Puttanesca fish parcels
Nutrition Info.(per serve)
4 x 30cm square pieces baking paper
4 x 130g firm white fish fillets
1 cup roasted garlic tomato pasta sauce
1/3 cup pitted kalamata olives
3 teaspoons drained baby capers
8 sprigs fresh thyme
2/3 cup fresh basil
900g new potatoes, halved
500g frozen mixed vegetables
Total fat 7g
Saturated fat 1g
Dietary fibre 12g
- Preheat oven to 200°C. Place baking paper squares on work bench. Top evenly with fish fillets, pasta sauce, olives, capers, thyme and half the basil. Enclose parcels, securing loosely with string, if needed.

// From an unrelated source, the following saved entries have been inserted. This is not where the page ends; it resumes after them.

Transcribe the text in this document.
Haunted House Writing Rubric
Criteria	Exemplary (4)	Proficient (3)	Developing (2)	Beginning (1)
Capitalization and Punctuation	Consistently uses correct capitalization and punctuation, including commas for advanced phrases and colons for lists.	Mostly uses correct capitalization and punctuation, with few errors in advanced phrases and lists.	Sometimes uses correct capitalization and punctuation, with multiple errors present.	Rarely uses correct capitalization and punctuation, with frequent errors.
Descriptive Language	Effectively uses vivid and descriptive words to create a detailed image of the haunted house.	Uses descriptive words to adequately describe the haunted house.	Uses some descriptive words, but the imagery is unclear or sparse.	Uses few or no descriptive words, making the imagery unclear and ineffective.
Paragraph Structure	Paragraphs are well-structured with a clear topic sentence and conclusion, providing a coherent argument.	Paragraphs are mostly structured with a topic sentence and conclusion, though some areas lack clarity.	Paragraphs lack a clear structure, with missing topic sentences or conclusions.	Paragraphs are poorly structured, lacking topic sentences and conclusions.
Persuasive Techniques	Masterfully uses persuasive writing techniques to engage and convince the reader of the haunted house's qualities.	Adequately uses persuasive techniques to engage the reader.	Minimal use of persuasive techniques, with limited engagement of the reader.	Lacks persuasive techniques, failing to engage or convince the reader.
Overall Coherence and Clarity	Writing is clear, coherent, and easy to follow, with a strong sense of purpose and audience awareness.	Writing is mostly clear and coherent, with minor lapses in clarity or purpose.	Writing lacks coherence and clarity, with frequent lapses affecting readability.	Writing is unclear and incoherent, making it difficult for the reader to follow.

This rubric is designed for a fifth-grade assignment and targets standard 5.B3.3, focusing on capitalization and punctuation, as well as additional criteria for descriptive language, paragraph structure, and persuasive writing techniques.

- Transfer fish parcels to a baking tray. Bake for 15 minutes, or until fish is just cooked through.
- Meanwhile, microwave, boil or steam potatoes until tender. Add frozen vegetables for last 5 minutes. Drain.
- Divide fish parcels among 4 plates and serve with potatoes and veges. Scatter with remaining basil.
Make it gluten free: Check pasta sauce is gluten free.
Make it low FODMAP: Choose a garlic and onion-free pasta sauce, and choose frozen veges without peas or corn.